I.

Histoire d’une vie. Histoire d’une expérience. Sept ans de Muzdalifa House à Moroni. Une expérience partant du désir d’expérimenter culturellement et de construire une parole citoyenne, dans un paysage où le déni et le mensonge l’emportent sur la nécessité et l’urgence de tenir face à l’adversité. Il n’est pas excessif de penser ou de dire qu’aux Comores, la scène culturelle s’est longtemps fourvoyée. Dans le conservatisme et la complaisance. Intellectuels, artistes ou poètes, ils sont nombreux à se laisser happer par les contingences de la survie et à s’asseoir sur leurs convictions premières, afin de s’assurer une existence, de s’offrir une reconnaissance ou d’arracher un bout de privilège. Les guichets culturels ayant pignon sur rue négocient leur soutien contre un silence organisé autour des tragédies d’archipel, et nombre de créateurs ou de leaders d’opinion choisissent de pratiquer l’évitement dans leurs relations avec l’autorité. Le guichet le plus payant étant celui de la représentation culturelle française (1) dans le pays, la critique sur les questions de domination ou de relation coloniale – sauf exception – est quasi inexistante, bien que ce soit l’une des problématiques les plus prégnantes du paysage.

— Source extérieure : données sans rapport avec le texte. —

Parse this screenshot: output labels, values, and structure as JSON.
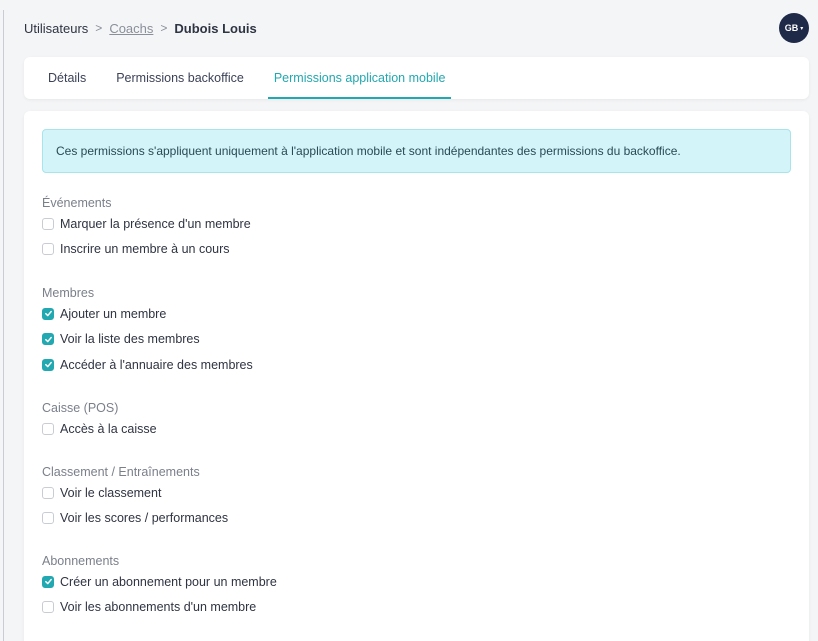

Pour un cachet de quelques milliers de francs, une invitation à un événement national, une subvention européenne ou encore un simple visa délivré au consulat de l’ambassade de France à Moroni, les acteurs culturels apprennent à se taire. Ce qui finit par compromettre les contenus eux-mêmes. Les enjeux sont souvent énormes, et beaucoup d&rsq...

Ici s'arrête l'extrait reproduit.